A recent report by UNICEF Australia also showed concern for the mental health and well-being of young people living in drought, saying many were forced to “grow up prematurely” by balancing education with increased farm work.

“These young people and children talked about, for example, not only having to cope with euthanising extremely sick and distressed farm animals, but in some cases of having to do it before school then having to come home and bury them afterward,” UNICEF Australia Senior Policy Advisor Oliver White said.

Rubey Williams (centre) with her parents Karen and Mick Williams on their family alpaca farm.
Rubey Williams (centre) with her parents Karen and Mick Williams on their family alpaca farm.
Kay Smith

Rubey said she never felt pressured by her parents to do more, but sometimes during tougher times she couldn’t help feeling a little guilty.

“We’d be coming home and maybe we had a stressful day at school or mum at work, and coming together as a family ... there were tensions,” she said.

“We didn’t want to talk about our own problems.

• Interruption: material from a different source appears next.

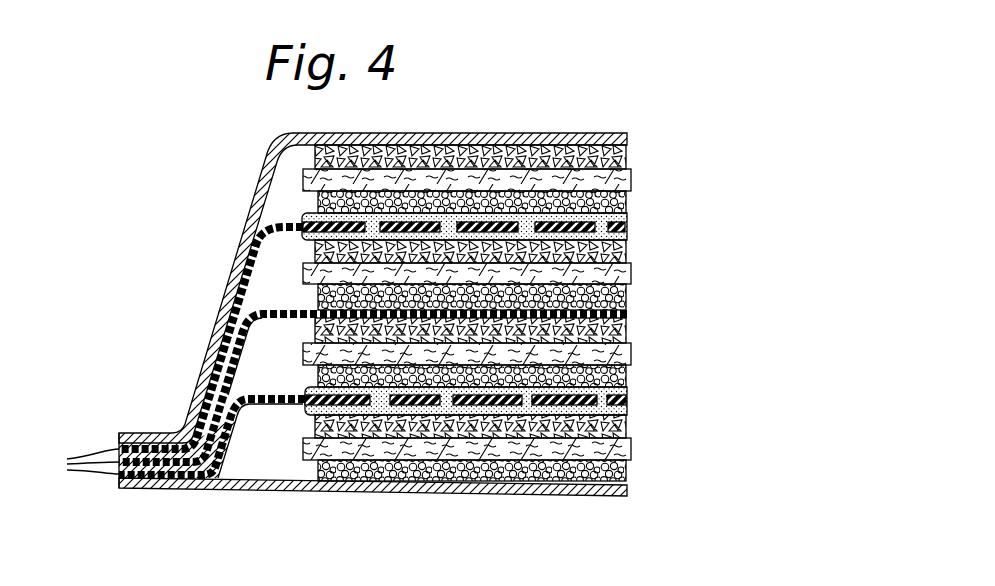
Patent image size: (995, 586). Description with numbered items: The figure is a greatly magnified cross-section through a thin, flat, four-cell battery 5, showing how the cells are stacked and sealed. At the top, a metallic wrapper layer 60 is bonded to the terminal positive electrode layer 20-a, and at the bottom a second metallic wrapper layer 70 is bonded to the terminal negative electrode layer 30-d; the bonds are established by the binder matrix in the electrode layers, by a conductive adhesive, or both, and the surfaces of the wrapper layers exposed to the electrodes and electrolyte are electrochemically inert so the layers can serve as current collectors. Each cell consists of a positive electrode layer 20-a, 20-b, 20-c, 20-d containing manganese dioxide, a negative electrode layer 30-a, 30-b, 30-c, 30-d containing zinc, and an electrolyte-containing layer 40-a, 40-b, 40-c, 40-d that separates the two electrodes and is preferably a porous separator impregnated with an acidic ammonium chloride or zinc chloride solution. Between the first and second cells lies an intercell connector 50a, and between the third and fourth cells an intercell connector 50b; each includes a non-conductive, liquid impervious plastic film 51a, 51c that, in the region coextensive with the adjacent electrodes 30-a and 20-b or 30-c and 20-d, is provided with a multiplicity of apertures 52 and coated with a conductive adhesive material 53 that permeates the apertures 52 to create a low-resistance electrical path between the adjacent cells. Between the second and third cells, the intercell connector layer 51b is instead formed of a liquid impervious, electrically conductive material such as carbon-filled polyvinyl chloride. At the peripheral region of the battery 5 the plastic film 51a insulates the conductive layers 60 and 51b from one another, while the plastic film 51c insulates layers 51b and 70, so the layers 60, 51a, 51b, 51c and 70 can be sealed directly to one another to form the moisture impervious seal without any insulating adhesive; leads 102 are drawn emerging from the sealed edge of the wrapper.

But most of the time, we used that time to just be together.”

Wimmera Farmer Ben Brooksby uses social media to talk about the mental health and well-being of young people in drought-affected communities.
Wimmera Farmer Ben Brooksby uses social media to talk about the mental health and well-being of young people in drought-affected communities.
Supplied

Wimmera farmer Ben Brooksby, 25, grew up during a decade-long drought in Western Victoria.

“I felt guilty all the time - if I did take a little longer in the shower or if I ate too much - you know, you think of those things and you try to do the best you can to help your family,” he said.

“My ultimate goal growing up was to be self-sustainable and that’s churned into me because of that drought and I still think about and I still want to help.”

The 25-year-old started the viral Instagram page the Naked Farmer to raise awareness of rural mental health.

“It affects young ones more than parents know I think because they’re seeing it but not saying anything about it,” he said.

'I use it every day'

Rubey became one of the first young people to use ReachOut’s digital care package and said she learned new skills for the rest of her life.

"I’ve implemented it in my life every day,” she said.

“I might wake up and if I feel a little down and if there’s a day where nothing seems to be going right on the farm, I just think back to tips – breathing exercises, communicating with each other.

“I think it’s one of the best things that could have happened to me.”

Mr de Silva said he hoped it could help young people put strategies in place to manage difficult times.

"In some cases this might be simple things like making time for things they love like hobbies,” he said.

“It might give them an opportunity to chat in our forums to other young people who might be going through the same or who can empathise.

“In some cases we know young people might need more support and ReachOut can be a starting point for figuring this out.”

Finding unique ways to connect  

Mr Brooksby is celebrating two years of the Naked Farmer Instagram account, which all started by him being just that - posing for one risqué photo with lentils.

Initially, the photo was just a joke between mates, but it exploded online and got people talking.

He said its success proved it was important to new ways to reach out to everyone in drought-affected communities.

“Social media really can tie everyone together,” he said.

“You can connect to those in the middle of nowhere as long as they have an internet connection.”

As for Rubey, her family is currently managing to keep the farm sustained and she’s studying a Bachelor of Science majoring in biology at the University of Wollongong.

While she’s always dreamed of becoming a vet one day, she considers herself a farmer first and always.

“I’m grateful to have experienced something like a drought at such a young age … it’s shown me that drought is not something a farmer can face alone, they need a whole family and support system,” she said.

“In a couple of years’ time when I might not have my parents around me on the land, I know if you build a good support system you can deal with the tough times.”